I've been tracking my time, in part because we were asked to (for budgeting better on the next release cycle) and in part because I just love the data-centered view of the world. Buried in the details of everyday life, we don't see the big picture, and this kind of time tracking exercise helps. (God forbid I do it for my non-work life, that would provide a level of big picture insight I don't feel prepared for right now.)
A while ago there was a small kerfuffle on the 37signals blog about the uselessness of meetings -- the gist of the post from the ballsy, tiny small startup was "meetings are a waste of time, just get down to doing the work." This caused the usual response from the less big-mouthed, possibly more mature crowd of readers with experience at larger companies or on more software teams: "Not all meetings are a waste of time, and maybe you guys are a special case in some ways." I was one of the readers who was irritable, because I genuinely believe that without meeting-time, we can't produce coordinated design work on complex products and we can waste a huge amount of time in email (delaying critical work) and acting on poor or poorly understood information. Project risk increases without meetings as a forum to be sure everyone understands what's going on and what's next.
That said, I do believe there are inefficient meetings, and teams that revisit decisions made in meetings undermine meeting usefulness; and meetings that go badly have the ability to damage relationships and project work as much as they could have improved things and made projects more likely to be successful. To add to the list of my many opinions on this topic, meetings are a place -- sometimes the only place, which is worrying in itself -- for necessary social chitchat interactions (on the meeting margins) as much as for making project progess, and folks who don't care about that aspect of face-time are more likely to have meetings that go bad and cause project damage.
But I went off and did some research on the topic of meetings and stress and found this article: Meetings and More Meetings: The Relationship Between Meeting Load and the Daily Well-Being of Employees (pdf, Luong and Rogelberg).
Defined in the stress research literature as “annoying episodes in which daily tasks become more difficult or demanding than anticipated,” hassles have been found to predict stress symptoms better than most other predictor variables (Zohar, 1999, p. 265). Varying from equipment malfunction to inappropriate behavior of coworkers (Zohar, 1999), such obstacles predict an array of stress-related effects, including
burnout (Zohar, 1997), anxiety, depression, and other negative emotions (Koch, Tung,
Gmelch, & Swent, 1982; Motowidlo, Packard, & Manning, 1986).
More or less, one of the article's findings is that meetings annoy people because they aren't seem as a goal in themselves, they're a necessary evil that's often, in poor cultures, really evil in practice. They are seen as hassles, instead of work in themselves.

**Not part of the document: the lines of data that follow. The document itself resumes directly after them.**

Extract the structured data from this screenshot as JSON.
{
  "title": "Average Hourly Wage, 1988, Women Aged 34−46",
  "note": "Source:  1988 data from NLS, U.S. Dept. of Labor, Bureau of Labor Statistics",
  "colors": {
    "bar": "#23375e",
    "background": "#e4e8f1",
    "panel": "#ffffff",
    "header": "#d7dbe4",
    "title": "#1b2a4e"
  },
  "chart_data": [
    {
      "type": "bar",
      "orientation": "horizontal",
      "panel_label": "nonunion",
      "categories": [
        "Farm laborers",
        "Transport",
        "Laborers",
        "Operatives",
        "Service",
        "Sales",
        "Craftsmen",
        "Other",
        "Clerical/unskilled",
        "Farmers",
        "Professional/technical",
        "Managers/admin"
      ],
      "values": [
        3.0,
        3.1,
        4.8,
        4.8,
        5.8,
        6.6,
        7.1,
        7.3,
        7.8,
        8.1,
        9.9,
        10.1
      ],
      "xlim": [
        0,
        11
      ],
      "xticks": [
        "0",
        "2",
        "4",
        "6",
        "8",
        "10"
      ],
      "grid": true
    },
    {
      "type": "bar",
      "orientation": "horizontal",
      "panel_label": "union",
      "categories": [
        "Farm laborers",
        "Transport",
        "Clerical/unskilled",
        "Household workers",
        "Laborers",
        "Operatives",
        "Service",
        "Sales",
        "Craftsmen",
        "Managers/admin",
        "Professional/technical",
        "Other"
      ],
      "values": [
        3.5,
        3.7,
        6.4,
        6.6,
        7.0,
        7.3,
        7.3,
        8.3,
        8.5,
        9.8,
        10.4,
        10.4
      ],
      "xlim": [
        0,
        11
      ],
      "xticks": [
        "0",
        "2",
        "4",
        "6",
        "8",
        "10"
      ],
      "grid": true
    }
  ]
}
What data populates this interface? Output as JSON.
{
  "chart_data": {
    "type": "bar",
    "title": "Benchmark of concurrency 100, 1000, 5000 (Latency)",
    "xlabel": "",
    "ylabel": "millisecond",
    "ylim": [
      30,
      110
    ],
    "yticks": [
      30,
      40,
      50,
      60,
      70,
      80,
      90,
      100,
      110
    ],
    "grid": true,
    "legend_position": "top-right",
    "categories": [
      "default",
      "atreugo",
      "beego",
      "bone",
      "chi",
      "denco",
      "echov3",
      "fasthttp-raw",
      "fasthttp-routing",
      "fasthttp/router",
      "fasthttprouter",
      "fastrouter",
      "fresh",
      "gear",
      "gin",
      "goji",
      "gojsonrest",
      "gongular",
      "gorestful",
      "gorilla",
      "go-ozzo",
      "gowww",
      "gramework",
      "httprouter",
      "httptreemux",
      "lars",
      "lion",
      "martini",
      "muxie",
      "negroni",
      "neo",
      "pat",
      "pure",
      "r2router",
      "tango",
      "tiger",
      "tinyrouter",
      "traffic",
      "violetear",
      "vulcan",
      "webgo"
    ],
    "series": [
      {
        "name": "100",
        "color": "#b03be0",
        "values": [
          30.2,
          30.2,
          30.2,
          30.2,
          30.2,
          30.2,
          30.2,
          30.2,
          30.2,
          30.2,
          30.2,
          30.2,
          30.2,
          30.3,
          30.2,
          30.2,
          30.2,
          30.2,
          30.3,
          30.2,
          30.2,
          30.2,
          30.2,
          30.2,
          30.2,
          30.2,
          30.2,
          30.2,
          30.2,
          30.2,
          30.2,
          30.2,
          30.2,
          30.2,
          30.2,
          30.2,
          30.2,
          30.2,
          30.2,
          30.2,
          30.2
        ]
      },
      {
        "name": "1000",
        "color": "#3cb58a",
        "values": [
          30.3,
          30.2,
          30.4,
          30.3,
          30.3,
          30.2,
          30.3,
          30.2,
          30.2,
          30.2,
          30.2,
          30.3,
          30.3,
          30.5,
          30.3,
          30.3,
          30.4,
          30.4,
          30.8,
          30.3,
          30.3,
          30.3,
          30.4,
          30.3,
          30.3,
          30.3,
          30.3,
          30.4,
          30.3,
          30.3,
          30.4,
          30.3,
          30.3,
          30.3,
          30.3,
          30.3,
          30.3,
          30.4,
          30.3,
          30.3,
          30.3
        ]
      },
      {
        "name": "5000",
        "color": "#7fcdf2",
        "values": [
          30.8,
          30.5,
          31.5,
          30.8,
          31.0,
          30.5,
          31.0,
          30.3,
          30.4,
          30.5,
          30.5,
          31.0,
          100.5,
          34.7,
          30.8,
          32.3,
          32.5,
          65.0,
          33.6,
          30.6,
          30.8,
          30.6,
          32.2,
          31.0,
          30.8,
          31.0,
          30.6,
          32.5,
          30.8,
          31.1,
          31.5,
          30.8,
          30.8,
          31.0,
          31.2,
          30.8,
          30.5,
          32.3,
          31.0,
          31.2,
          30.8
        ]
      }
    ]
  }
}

Digression: I remember a friend, on moving from engineering management in which he still wrote code to higher level strategic management, having the realization that meetings weren't getting in the way of work, but instead, "Meetings ARE my job now!" I also remember a developer at Adobe realizing that the number of meetings my UI colleague and I had to have with his project team to move that design forward were the tip of the iceberg in our lives; you effectively multiplied those meetings times the number of projects we were assigned to, to reach the total of some ridiculous number of meetings we were responsible for calling, preparing for, and documenting afterwards in order to produce specs, which was our perceived "real" job. We were always borderline psycho, of course, in a constant state of frenzied stress, prone to freaking out if a pen ran out mid-use or the video conference system needed rebooting and we lost 10 minutes of meeting time.
But back to the above quote. Say meetings are a necessary evil, and viewed in a better light, a significant part of work in themselves rather than a blockage to doing "real work." Then, maybe the other hassles in our workday that are genuinely just hassles rather than misunderstood work might be "fixable." Like the bad pens and video systems.
In one of my favorite books, Management of the Absurd, Farson cites Maslow on the hierarchy of grumbles in organizations. The gist is that people always complain -- it's a human fact -- but the category of complaints is significant. Grumbles about equipment, the "hassles" of the above quote, are the most worrying, because they mean that low-level needs aren't even being taken care of. Hassles that interfere with the "real" work add significant stress, and are invisible to many managers. These could be the equivalent of the food and safety level of office needs. (Admittedly, the threat of arbitrary job loss is something that's a bit more "safety" related and counts as more than a "hassle." So my parallel may not be entirely fair here...)
Farson says that a better company will have people complaining about higher order issues like the source of credit for work, whether there is truth and justice in the office, about the opportunity for creativity and self-expression on the job.
Everyone is working at capacity these days, it seems. But folks who are most stressed may be stressed because of too many daily little hassles. I'd put on the hassle list the inability to schedule a meeting room, or frequently-used intranet software that fails 50% of the time because of a server issue that hasn't been taken care of. People who are already working at capacity are especially prone to not coping well with the little hassles -- but they are actually a lot more fixable than the higher order issues people face at higher order companies. So I guess there's some good news if you go looking deeper at the sources of workplace stress.